Zeitgeist saw the above ad on the London Underground earlier this week, advertising the new version of the Total Recall film that Sony is imminently releasing. (As if anything could beat the Arnie version).

It’s a nice ad because it doesn’t directly advertise the film, but rather cheekily promotes the central product in the film instead, in an attempt to blur the worlds of reality and fiction (it’s all very postmodern). It appears they’ve also thought about their European target market, by featuring football-related imagery, rather than something more American, like baseball, or something involving large cars.

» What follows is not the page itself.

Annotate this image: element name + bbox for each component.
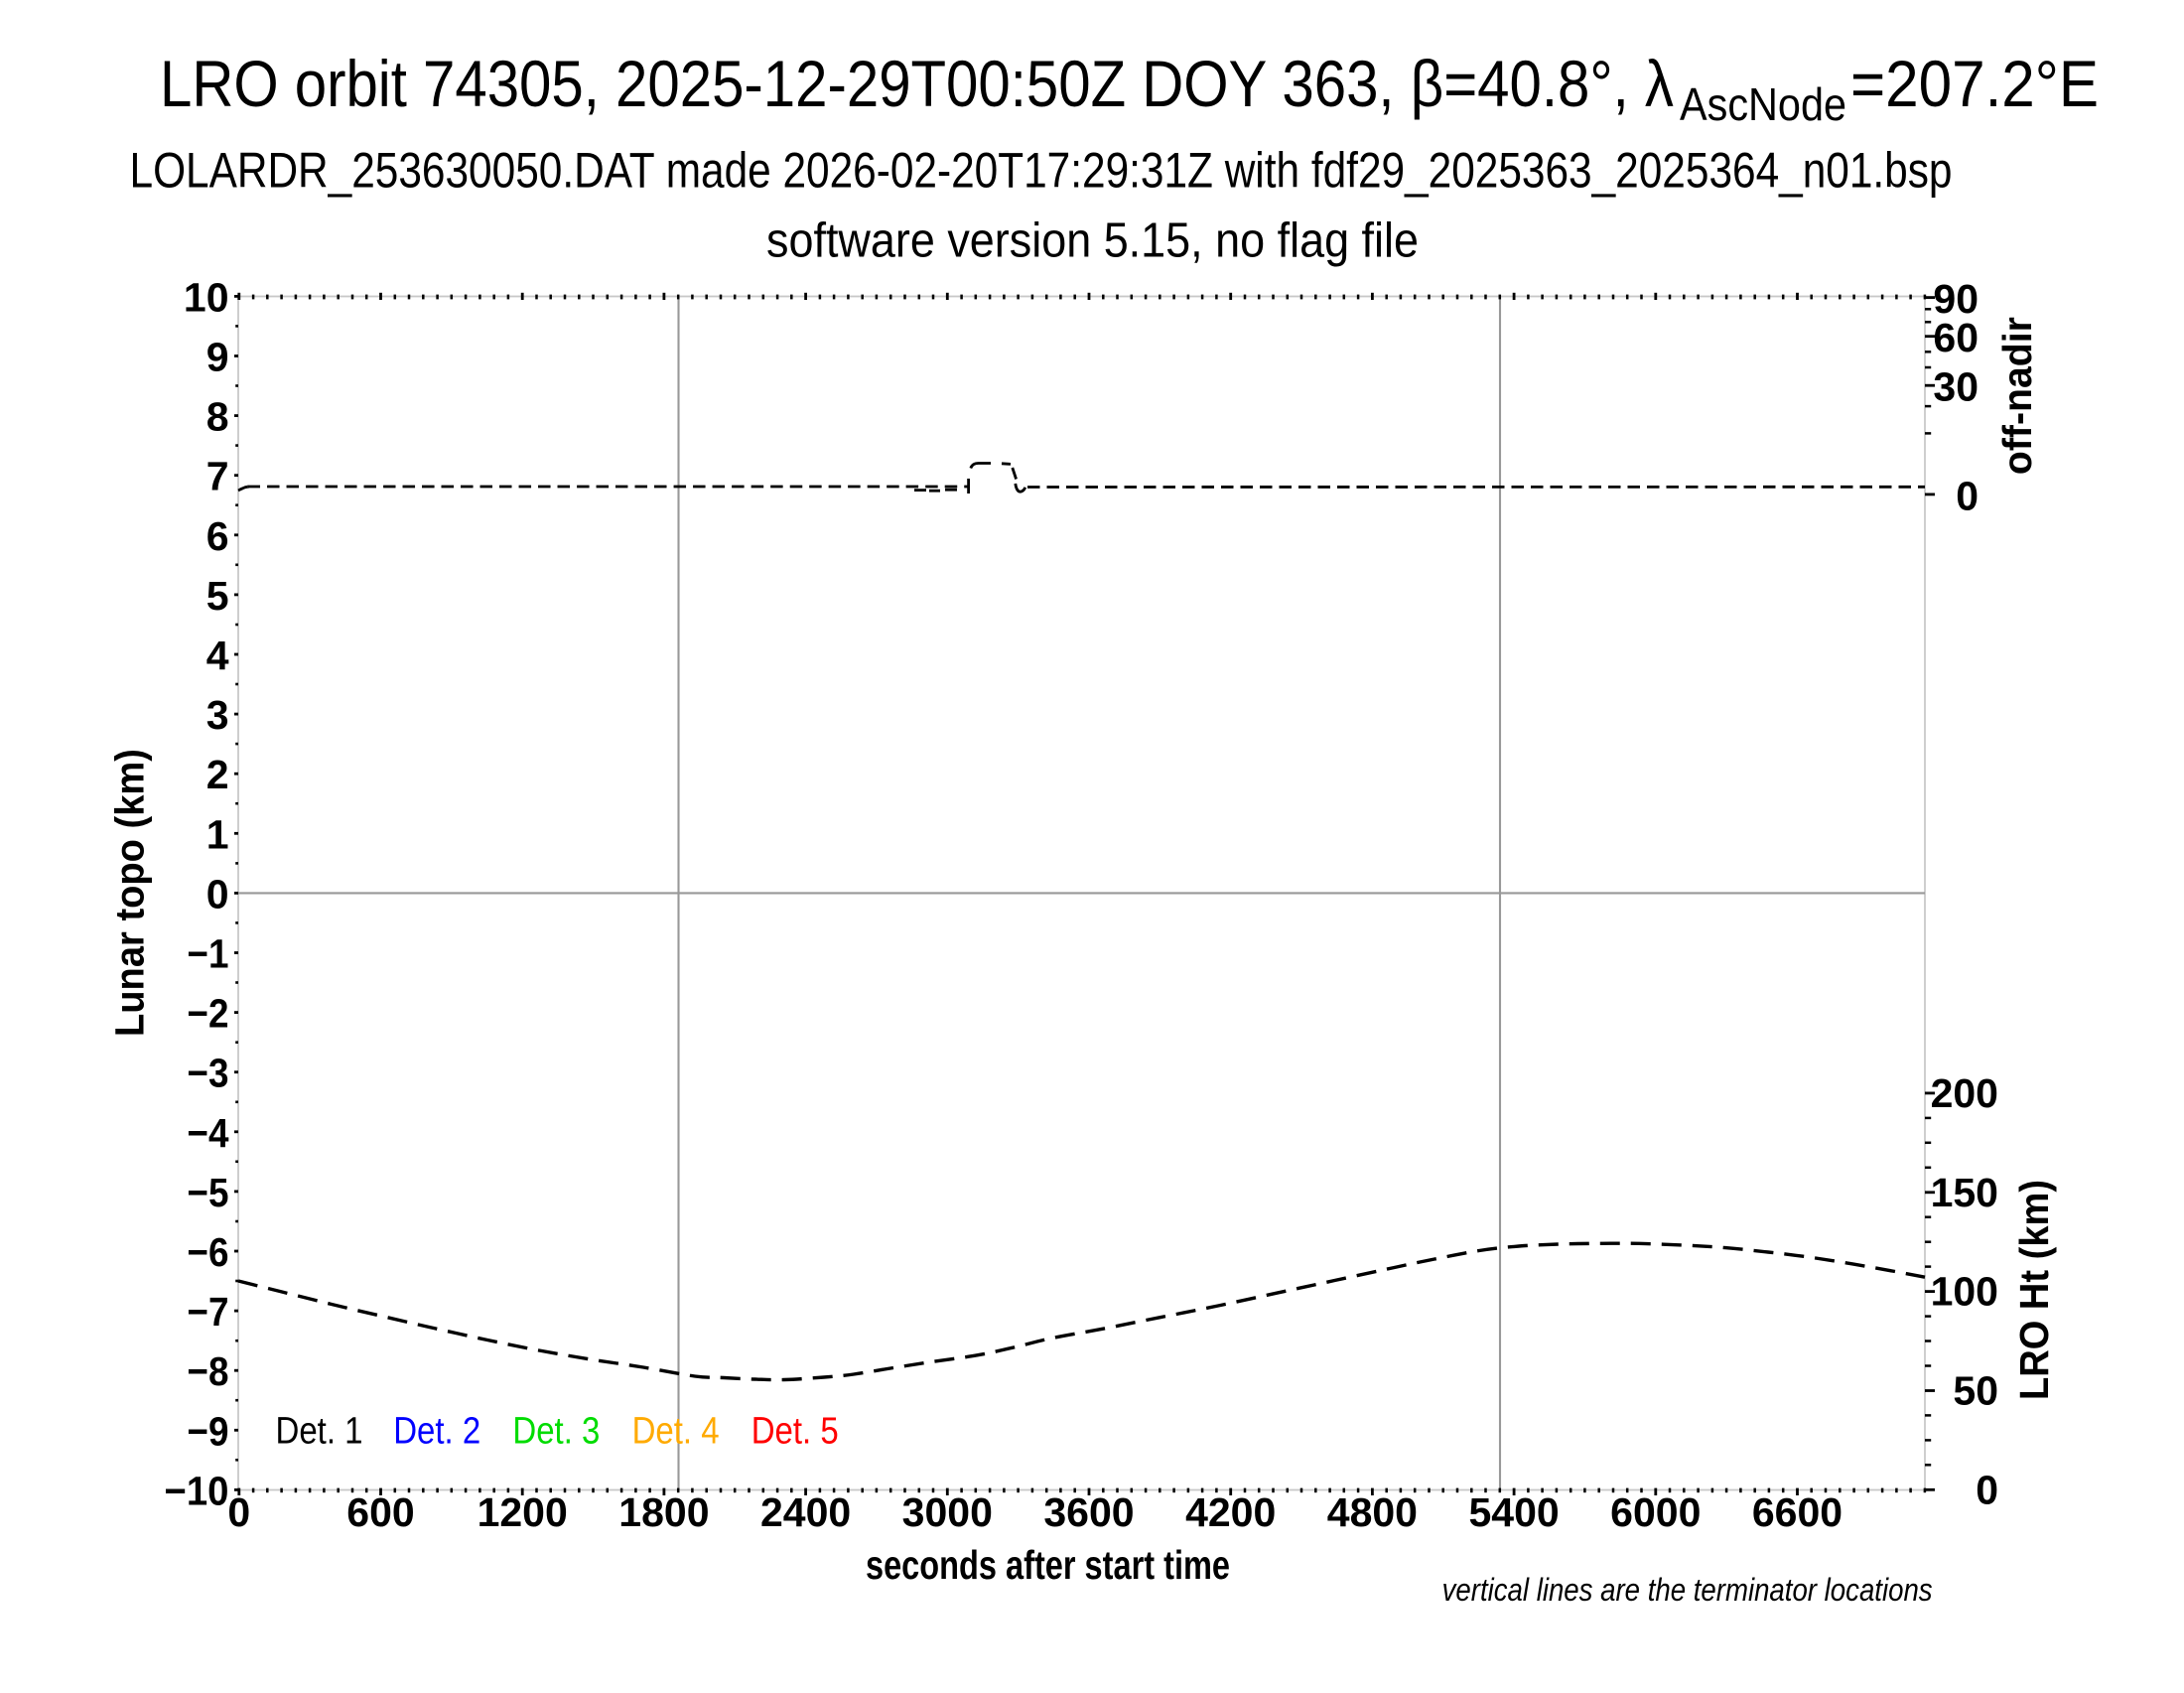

A similar campaign was featured on the Tube last year for the film Limitless, with Bradley Cooper from The Hangover. The ad itself hawks the pill that forms the crux of the plot, rather than the film itself. We wrote about the promotion as part of a broader article, here. Arguably the first proponent of such a tactic in guerrilla film marketing occurred way back in 1999 for The Blair Witch Project. This kind of advertising also fits nicely into recent findings showing the power of “uninformative advertising”. According to Yale School of Management:

“Using a game theory model, Mayzlin and Shin show that when advertising a high-quality product, specifying product attributes can be counterproductive, because a firm can describe only a limited number of those attributes. An uninformative advertisement, on the other hand, can prompt viewers to seek out additional information on the product, and in the process learn about more of its positive attributes.”

  1. July 31, 2012 at 4:33 pm

    The Limitless campaign was the first tube poster that’s actually got me intrigued to find out more. Typical me looking into shortcuts to become more intelligent.

    • davidllewelynjones
      July 31, 2012 at 5:55 pm

      Ah we knew we weren’t the only ones who’d spotted it! Thanks for your comment, hope you like the blog.